American school children are routinely taught that the American Revolution was a rebellion against taxation without representation. And, while taxes on stamps and tea may have been an issue for Americans in urban areas along the East Coast, there was a far more pressing issue out west-land.
The push to go west was a part of American culture long before we existed as a country. As cities grew and more Settlers arrived here, there was only one place for them to go, further west. As land became exhausted through farming and deforestation, or younger sons and brothers needed a way to make a living, the only thing for them to do was to look for land and opportunity in the backcountry, overmountain, and encroaching further and further on Native hunting ranges. Prior to the French and Indian/Seven Years War (1755-1763), France owned the land that now forms the Missouri and Mississippi draining basin. However, it was a large area to police and American settlers routinely trespassed on it, keeping the frontier in almost constant turmoil. Both England and France depended heavily on local citizen militias and Native auxiliaries to fight their colonial wars for them. The incentive for the Natives was to back the power which provided greater assurance of their land rights. The incentive for White militiamen was the possibility of land grants of western land. So sure were these men that they would have a share of the western land that speculation was a booming business, with men such as George Washington laying claim to large swathes of the Ohio Valley sight unseen, in an investment they intended to divide and sell some day.
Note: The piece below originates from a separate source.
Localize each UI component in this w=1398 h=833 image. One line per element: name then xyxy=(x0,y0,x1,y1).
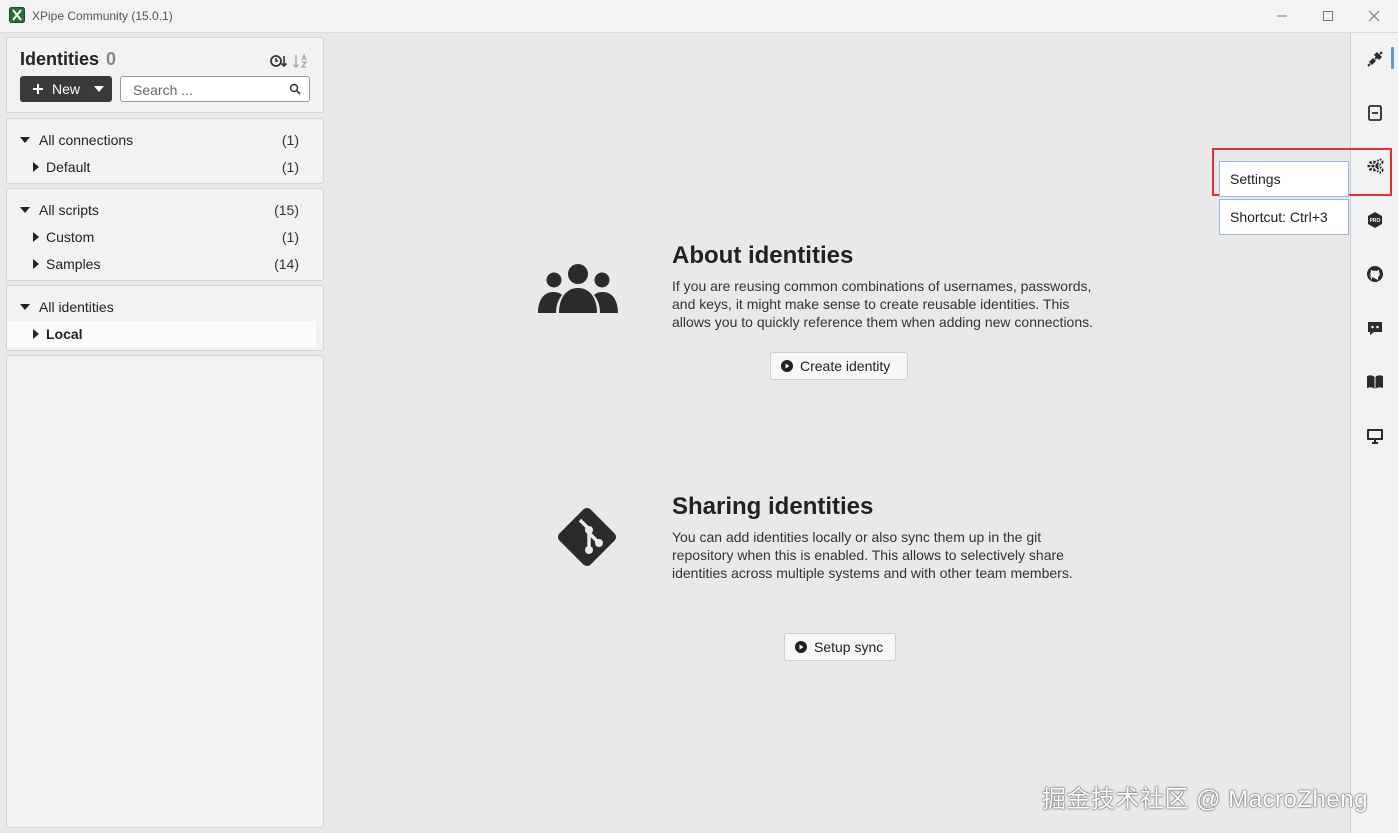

When the War was settled with the Treaty of Paris in 1763, all of France's possessions in America were turned over to Britain. No one bothered to deal with Native claims to their homelands and hunting ranges, or the interests of land speculators or veterans who felt they were entitled to a share of the spoils. The Crown instead promptly passed the Royal Proclamation of 1763. In part, it divided up the former French lands for administrative purposes. Then it dashed speculators hopes by declaring that all the land from the Mississippi River to the Appalachian Mountains was an Indian Reserve and barred to White settlement. While White hunters could hunt and trap on this land, assuming a war party didn't catch them doing so, they were barred from settling on the land. Further, colonies and private individuals were forbidden from selling or buying the land. Great Britain hoped to keep peace with the Natives, promote settlement in America and open the land in future to settlement in an orderly progression. For that reason, they assigned an arbitrary cutoff. Land drained by rivers flowing east to the Atlantic was open to settlement. Land drained by rivers flowing into the Mississippi watershed was off limits.
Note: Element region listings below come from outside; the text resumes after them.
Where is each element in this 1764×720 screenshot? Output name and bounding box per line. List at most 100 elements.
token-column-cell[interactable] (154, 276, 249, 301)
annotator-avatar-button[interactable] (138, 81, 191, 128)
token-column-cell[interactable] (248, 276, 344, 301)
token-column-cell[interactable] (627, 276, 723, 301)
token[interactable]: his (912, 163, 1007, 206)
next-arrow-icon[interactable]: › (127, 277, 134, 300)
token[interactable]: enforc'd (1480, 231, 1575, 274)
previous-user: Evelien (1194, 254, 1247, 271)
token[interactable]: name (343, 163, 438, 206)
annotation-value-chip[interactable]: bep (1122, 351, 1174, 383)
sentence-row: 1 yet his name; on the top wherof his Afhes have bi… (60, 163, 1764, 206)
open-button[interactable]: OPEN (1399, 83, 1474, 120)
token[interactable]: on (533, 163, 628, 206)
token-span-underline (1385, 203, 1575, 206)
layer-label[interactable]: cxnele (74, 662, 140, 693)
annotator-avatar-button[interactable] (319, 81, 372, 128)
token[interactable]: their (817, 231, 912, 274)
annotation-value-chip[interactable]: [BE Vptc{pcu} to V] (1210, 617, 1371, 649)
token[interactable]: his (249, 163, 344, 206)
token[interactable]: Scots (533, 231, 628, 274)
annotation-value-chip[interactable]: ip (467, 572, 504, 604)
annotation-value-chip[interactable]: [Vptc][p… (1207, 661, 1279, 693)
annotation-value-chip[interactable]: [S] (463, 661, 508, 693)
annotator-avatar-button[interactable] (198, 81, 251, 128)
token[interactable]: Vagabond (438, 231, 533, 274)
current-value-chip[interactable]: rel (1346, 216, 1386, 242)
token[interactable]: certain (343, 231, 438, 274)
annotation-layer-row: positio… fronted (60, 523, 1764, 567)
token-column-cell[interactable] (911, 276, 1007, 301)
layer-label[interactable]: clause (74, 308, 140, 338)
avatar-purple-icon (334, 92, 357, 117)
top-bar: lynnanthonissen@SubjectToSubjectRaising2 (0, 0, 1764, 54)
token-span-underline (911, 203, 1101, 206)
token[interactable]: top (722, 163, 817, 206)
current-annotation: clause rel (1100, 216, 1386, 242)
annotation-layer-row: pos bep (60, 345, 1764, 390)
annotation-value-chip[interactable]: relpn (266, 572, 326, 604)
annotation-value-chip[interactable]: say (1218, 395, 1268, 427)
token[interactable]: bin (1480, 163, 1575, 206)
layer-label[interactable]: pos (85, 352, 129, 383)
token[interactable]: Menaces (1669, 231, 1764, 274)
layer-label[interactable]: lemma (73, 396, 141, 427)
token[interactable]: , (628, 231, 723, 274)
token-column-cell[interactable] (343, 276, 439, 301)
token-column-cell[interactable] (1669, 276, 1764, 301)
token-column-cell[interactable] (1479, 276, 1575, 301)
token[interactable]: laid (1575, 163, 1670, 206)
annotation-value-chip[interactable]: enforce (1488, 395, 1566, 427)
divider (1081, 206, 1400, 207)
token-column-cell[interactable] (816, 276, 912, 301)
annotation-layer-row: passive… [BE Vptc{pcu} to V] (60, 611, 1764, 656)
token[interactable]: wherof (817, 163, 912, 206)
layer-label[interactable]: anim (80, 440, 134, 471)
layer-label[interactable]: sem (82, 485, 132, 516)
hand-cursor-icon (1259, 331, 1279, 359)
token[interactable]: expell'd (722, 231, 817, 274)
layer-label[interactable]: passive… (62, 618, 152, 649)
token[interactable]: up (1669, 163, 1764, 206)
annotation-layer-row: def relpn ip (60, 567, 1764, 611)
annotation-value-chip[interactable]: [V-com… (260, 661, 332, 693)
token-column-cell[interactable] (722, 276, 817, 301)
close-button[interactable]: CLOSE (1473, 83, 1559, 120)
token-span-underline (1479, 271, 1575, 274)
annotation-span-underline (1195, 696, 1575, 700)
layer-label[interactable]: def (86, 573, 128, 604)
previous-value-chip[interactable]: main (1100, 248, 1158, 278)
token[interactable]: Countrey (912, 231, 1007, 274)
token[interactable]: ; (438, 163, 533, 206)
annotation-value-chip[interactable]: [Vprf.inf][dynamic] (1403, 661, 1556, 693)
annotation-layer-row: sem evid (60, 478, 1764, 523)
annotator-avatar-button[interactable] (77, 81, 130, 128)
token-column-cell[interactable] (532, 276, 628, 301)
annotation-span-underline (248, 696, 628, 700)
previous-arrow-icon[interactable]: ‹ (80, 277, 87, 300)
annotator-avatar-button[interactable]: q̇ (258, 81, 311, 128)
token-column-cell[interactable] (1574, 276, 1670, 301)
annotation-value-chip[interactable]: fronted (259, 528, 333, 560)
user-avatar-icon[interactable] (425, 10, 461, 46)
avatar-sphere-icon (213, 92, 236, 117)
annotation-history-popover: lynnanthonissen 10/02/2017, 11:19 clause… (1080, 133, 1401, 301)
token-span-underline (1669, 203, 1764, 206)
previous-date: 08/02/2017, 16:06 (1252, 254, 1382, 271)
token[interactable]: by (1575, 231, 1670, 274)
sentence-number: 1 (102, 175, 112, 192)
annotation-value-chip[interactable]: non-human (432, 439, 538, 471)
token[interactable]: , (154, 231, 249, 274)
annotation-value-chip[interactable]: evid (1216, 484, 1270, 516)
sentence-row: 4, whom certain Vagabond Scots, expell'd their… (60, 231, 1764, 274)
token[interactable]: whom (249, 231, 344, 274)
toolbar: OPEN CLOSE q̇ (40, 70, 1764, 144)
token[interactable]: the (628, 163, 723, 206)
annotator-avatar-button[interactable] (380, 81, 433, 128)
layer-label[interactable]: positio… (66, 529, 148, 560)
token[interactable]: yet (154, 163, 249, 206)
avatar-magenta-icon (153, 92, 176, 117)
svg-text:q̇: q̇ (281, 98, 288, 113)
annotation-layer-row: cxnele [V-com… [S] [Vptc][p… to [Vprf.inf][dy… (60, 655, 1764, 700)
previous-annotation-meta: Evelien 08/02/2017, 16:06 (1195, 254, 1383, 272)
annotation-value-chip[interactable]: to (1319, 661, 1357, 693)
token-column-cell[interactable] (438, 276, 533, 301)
This simplistic solution left nobody happy. Colonel governments and land speculators saw their investment disappearing before their eyes. Veterans felt cheated of part of their incentive for fighting what had been a long and vicious war. Anyone wanting, or needing, to head west to find a piece of land to support themselves and a family had to do so illegally, by scouting
a piece of land and squatting, dodging any Natives who might object. The Natives came to understand that the British weren't anymore interested in helping them protect their hunting ranges than the French had been. It was up to them. Shawnee, Ottawa, Cherokee and other raiding parties made repeated attacks on isolated farms and settlements. The Settlers retaliated in kind and the frontier was as violent a place as ever. The colonists were caught in a vicious cycle. They couldn't expect Crown protection, since settling on this land was a violation of law, yet they felt that Britain, by not curbing the Natives and upholding the rights of Whites to settle on this land, didn't have the right population's interests at heart. Americans came to believe that they were required to foot the bill for the Seven Years War as a series of taxes on stamps, tea and other luxury goods streamed from London, cutting into American trade. They also felt that Britain was tying their hands by not allowing settlement of the western frontier beyond the Appalachians.
The Proclamation of 1763 was one of a series of Crown laws and directives known as the Intolerable Acts. It's considered one of many inexorable steps to Revolution and separation between Britain and the United States, so much so that it has been commemorated in the over 250 years since its passing, as in the Franklin Mint commemorative pictured. Even after the Revolution, portions of the Proclamation Line in Canada remained off-limits to settlement and formed the basis of continuing treaties with tribes there. In the United States, the principle that the federal government was the proper entity to treat with Native nations for land carried over, although the boundary for settlement was gradually and inevitably adjusted west and ultimately ignored.